Of course, that assumes a desktop environment. On a server, if a process starts using up a lot of memory, it's probably vitally important to keeping the (database|webserver) up, and should not be constrained in any way.
Which probably explains the situation that we're in.
Maybe because nvme is more common now? Last time I had swap was a few years ago now and every time I'd enter it, it'd be so slow as to be hard to even fix it. Since I've had no swap I've had a couple of times when docker or whatever just crashes instead and that's it but possibly with my current nvme swap wouldn't be too awful if it gets used.

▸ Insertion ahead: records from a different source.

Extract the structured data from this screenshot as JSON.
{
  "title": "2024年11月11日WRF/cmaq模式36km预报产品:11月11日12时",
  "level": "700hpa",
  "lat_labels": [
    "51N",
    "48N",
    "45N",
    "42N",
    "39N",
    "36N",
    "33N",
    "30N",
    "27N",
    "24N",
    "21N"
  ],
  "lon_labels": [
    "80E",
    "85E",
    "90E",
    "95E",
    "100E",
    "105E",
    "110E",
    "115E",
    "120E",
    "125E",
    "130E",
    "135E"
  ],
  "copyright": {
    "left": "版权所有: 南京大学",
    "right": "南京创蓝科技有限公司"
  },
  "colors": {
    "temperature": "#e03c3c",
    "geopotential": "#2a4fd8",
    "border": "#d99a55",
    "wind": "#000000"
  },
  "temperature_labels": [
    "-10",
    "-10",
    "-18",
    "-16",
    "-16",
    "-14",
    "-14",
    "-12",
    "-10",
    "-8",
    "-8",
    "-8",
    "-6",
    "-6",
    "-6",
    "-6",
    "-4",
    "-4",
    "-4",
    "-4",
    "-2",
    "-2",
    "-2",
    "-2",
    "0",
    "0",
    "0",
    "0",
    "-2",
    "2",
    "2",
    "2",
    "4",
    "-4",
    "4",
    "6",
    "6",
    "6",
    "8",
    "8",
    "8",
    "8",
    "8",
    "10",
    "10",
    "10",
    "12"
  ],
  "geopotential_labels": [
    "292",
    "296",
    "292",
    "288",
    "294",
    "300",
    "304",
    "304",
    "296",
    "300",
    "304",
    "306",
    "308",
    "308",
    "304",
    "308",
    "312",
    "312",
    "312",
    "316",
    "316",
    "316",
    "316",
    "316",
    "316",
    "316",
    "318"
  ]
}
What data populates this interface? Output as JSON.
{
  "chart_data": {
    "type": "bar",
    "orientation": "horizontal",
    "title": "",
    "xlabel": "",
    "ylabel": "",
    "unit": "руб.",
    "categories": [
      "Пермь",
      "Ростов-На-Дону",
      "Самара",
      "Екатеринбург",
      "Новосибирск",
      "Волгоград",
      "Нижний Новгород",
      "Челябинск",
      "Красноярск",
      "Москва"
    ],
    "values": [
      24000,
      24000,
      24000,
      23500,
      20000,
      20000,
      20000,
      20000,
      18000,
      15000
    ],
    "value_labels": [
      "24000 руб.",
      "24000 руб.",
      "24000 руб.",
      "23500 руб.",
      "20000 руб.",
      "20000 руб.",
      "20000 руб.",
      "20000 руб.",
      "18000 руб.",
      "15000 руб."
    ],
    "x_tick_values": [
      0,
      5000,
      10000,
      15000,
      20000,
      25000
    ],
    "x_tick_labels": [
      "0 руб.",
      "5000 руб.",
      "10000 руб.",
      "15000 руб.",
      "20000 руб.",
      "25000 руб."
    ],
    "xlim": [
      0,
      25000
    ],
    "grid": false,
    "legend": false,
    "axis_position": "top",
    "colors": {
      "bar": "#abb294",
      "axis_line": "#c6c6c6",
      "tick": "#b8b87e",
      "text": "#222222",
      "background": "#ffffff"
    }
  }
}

Nah, I have a swap partition on an nvme drive, and I still get several minutes of unusability when I run out of RAM and low-to-out of swap, while the kernel takes its sweet time deciding what process to kill. It can get pretty frustrating, and sometimes I just don't feel like waiting and reboot. It doesn't happen often (possibly because I've learned to kill things like IntelliJ when I'm not actively using them), but when it does, it's super annoying.
Yeah it can be due to nvme, because then it's at least somewhat responsive. Ran into an OOM situation with a newer computer of mine that has an NVME and I could close the offending electron application easily.

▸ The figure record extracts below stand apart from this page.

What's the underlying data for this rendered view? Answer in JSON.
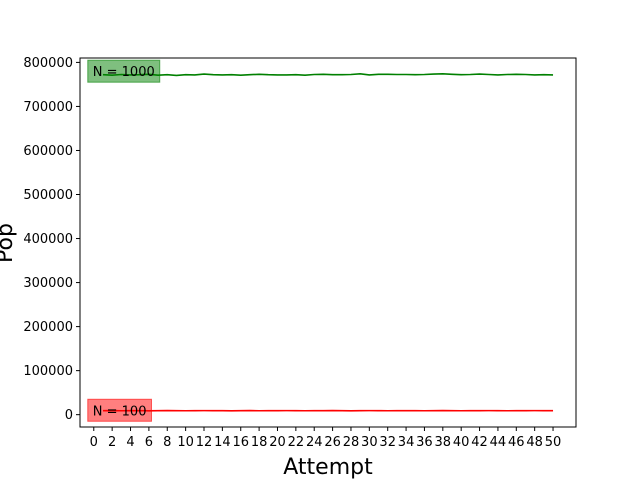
{
  "chart_data": {
    "type": "line",
    "title": "",
    "xlabel": "Attempt",
    "ylabel": "Pop",
    "xlim": [
      -1.5,
      52.5
    ],
    "ylim": [
      -28000,
      810000
    ],
    "xticks": [
      0,
      2,
      4,
      6,
      8,
      10,
      12,
      14,
      16,
      18,
      20,
      22,
      24,
      26,
      28,
      30,
      32,
      34,
      36,
      38,
      40,
      42,
      44,
      46,
      48,
      50
    ],
    "yticks": [
      0,
      100000,
      200000,
      300000,
      400000,
      500000,
      600000,
      700000,
      800000
    ],
    "grid": false,
    "legend": "none",
    "series": [
      {
        "color": "#008000",
        "x": [
          1,
          2,
          3,
          4,
          5,
          6,
          7,
          8,
          9,
          10,
          11,
          12,
          13,
          14,
          15,
          16,
          17,
          18,
          19,
          20,
          21,
          22,
          23,
          24,
          25,
          26,
          27,
          28,
          29,
          30,
          31,
          32,
          33,
          34,
          35,
          36,
          37,
          38,
          39,
          40,
          41,
          42,
          43,
          44,
          45,
          46,
          47,
          48,
          49,
          50
        ],
        "values": [
          772000,
          771000,
          772500,
          771500,
          772000,
          773000,
          771000,
          772000,
          770500,
          772000,
          771500,
          773500,
          772000,
          771500,
          772000,
          771000,
          772000,
          773000,
          772000,
          771500,
          771500,
          772000,
          771000,
          772500,
          773000,
          772000,
          772000,
          772500,
          774000,
          771500,
          773000,
          773000,
          772500,
          772500,
          772000,
          772500,
          773500,
          774000,
          773000,
          772000,
          772500,
          773500,
          772500,
          771500,
          772500,
          773000,
          772500,
          771500,
          772000,
          771500
        ]
      },
      {
        "color": "#ff0000",
        "x": [
          1,
          2,
          3,
          4,
          5,
          6,
          7,
          8,
          9,
          10,
          11,
          12,
          13,
          14,
          15,
          16,
          17,
          18,
          19,
          20,
          21,
          22,
          23,
          24,
          25,
          26,
          27,
          28,
          29,
          30,
          31,
          32,
          33,
          34,
          35,
          36,
          37,
          38,
          39,
          40,
          41,
          42,
          43,
          44,
          45,
          46,
          47,
          48,
          49,
          50
        ],
        "values": [
          9000,
          9300,
          8900,
          9100,
          9200,
          8800,
          9000,
          9400,
          9100,
          8900,
          9000,
          9200,
          9100,
          9000,
          8800,
          9100,
          9300,
          8900,
          9000,
          9100,
          9200,
          9000,
          8900,
          9100,
          9000,
          9300,
          9000,
          8800,
          9100,
          9200,
          9000,
          8900,
          9100,
          9000,
          9200,
          8900,
          9100,
          9300,
          9000,
          8900,
          9100,
          9000,
          9200,
          9100,
          8900,
          9000,
          9100,
          9200,
          9000,
          9100
        ]
      }
    ],
    "annotations": [
      {
        "text": "N = 1000",
        "x": 0,
        "y": 780000,
        "bg": "#008000"
      },
      {
        "text": "N = 100",
        "x": 0,
        "y": 10000,
        "bg": "#ff0000"
      }
    ]
  }
}
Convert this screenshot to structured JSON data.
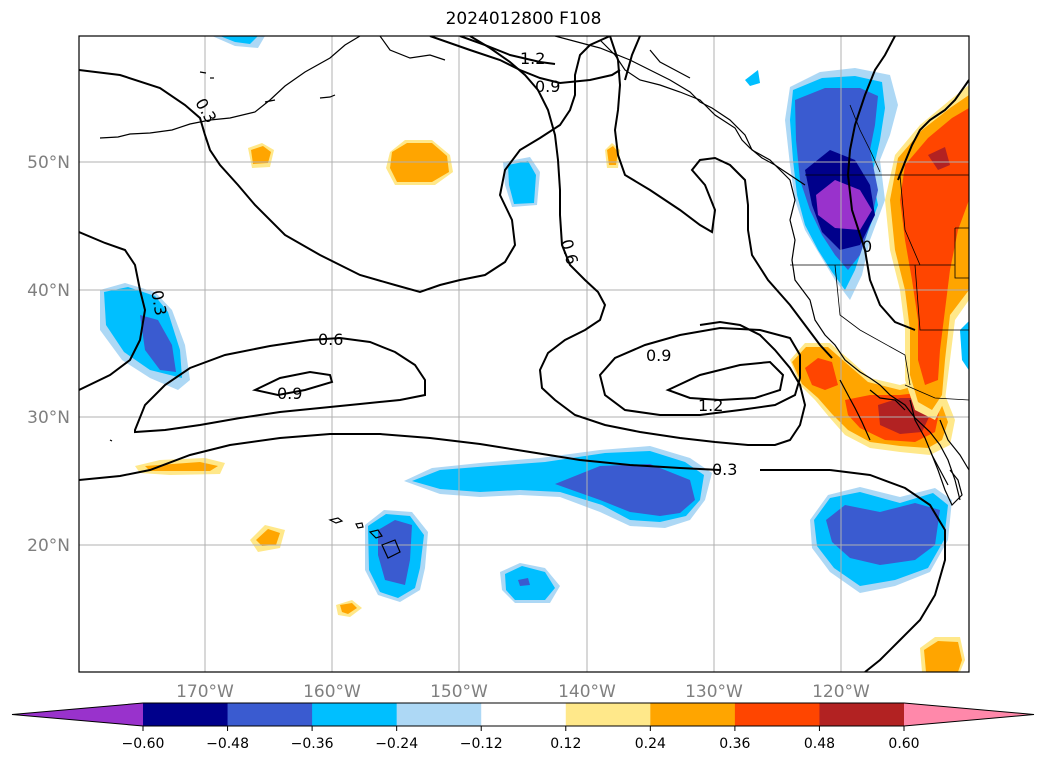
{
  "title": "2024012800 F108",
  "map": {
    "latitude_labels": [
      "50°N",
      "40°N",
      "30°N",
      "20°N"
    ],
    "longitude_labels": [
      "170°W",
      "160°W",
      "150°W",
      "140°W",
      "130°W",
      "120°W"
    ],
    "grid": true,
    "contour_labels": [
      "0.3",
      "0.6",
      "0.9",
      "1.2",
      "0.6",
      "0.9",
      "0.3",
      "0.9",
      "1.2",
      "0.3",
      "0.6",
      "0.9",
      "0.3",
      "0"
    ],
    "shading": {
      "extend": "both",
      "ticks": [
        "−0.60",
        "−0.48",
        "−0.36",
        "−0.24",
        "−0.12",
        "0.12",
        "0.24",
        "0.36",
        "0.48",
        "0.60"
      ],
      "colors": [
        "#9932cc",
        "#00008b",
        "#3a5bd0",
        "#00bfff",
        "#add8f5",
        "#ffffff",
        "#ffe88a",
        "#ffa500",
        "#ff4500",
        "#b22222",
        "#ff88aa"
      ]
    }
  }
}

I want to identify the memory hog(s) first so I can determine the next course of action.
Suddenly seeing a black screen with an Apple while I'm in the middle of something important is irritating at best, especially when it happens repeatedly and I haven't pinned down the RC.
Yeah this seems increasingly more common on Mac lately. It's been happening a lot to me too. And I regularly reimage my systems because I manage a fleet of them. It's not just some weird driver.

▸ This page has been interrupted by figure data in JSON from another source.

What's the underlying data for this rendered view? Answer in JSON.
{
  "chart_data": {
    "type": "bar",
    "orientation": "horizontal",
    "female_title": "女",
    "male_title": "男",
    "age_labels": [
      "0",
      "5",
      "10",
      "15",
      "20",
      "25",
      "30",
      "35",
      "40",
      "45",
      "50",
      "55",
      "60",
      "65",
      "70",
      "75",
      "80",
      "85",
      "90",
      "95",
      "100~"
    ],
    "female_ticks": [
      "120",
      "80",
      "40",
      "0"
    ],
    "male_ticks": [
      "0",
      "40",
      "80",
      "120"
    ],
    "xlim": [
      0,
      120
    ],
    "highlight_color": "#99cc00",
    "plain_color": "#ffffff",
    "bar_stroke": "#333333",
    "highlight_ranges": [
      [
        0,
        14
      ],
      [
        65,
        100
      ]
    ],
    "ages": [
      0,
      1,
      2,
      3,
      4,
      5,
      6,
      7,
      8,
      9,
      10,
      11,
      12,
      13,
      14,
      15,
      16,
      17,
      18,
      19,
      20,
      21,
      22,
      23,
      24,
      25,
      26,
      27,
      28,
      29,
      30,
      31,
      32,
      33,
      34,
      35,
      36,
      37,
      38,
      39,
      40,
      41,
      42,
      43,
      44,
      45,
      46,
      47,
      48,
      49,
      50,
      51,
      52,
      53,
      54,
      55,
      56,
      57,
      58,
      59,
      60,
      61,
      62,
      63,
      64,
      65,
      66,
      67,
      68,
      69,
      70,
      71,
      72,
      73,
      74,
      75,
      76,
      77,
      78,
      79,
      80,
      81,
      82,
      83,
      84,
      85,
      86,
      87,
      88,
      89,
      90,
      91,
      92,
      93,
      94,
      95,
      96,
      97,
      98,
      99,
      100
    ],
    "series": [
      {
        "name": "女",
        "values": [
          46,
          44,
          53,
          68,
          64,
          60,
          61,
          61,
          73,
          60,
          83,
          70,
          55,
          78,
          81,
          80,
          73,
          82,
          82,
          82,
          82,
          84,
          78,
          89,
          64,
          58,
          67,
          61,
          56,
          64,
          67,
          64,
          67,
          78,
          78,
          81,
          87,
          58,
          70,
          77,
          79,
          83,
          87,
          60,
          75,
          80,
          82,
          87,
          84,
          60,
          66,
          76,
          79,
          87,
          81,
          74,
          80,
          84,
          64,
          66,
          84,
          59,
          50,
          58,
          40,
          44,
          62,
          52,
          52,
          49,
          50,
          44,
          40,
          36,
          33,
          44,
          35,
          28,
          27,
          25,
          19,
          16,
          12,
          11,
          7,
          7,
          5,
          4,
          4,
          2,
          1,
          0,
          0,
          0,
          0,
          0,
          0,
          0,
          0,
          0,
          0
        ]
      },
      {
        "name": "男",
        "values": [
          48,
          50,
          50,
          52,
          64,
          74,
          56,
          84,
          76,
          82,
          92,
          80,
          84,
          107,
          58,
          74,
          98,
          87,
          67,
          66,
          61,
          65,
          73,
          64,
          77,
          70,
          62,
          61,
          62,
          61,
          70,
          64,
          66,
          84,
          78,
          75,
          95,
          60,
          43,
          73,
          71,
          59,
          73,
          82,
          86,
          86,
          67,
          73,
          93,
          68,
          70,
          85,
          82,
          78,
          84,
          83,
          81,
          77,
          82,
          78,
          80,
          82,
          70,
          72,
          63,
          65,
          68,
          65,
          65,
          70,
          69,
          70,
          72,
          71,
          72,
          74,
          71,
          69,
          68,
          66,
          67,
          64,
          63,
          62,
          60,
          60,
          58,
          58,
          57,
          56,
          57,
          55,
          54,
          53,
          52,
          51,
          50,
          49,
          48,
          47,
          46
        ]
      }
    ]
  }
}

For me it was a constant battle with Chromium. On 16GB of RAM it simply wasn't enough. Every other day I was hitting the OOM killer or system freezes.
I was so angry I went and upgraded to 64GB of RAM and now it's stable. I found out that I don't use any more tabs than I have in the past, with gobs of RAM available. So I believe it's just the web getting more bloated over time along with Chrome getting more bloated. One day I suspect I'll be running the same number of tabs and 64GB won't even save me.
I've rarely actually experienced this (even on HDD based machines). Sometimes the system will chug if a runaway JavaScript somewhere leaks all available memory, but I can usually switch (slowly) to a terminal, kill the offending process, and after a minute or two things will sort themselves out and be fast again. I suspect Ubuntu and them may have pathological kernel VMM and swap settings out of the box.
Lately I've been running with "swappiness" turned way down, but not with completely disabled swap. Eh, I've got 32 GiB of RAM now, my system can handle a few programs in memory -- even a couple of Electron ones.
(edit) if it is not installed by the distro allready (eg dietpi). It creates a swappartition per thread inside ram, unused pages get compressed and stored there. Increases SSD lifetime by reducing writes to swappartition/file on disk.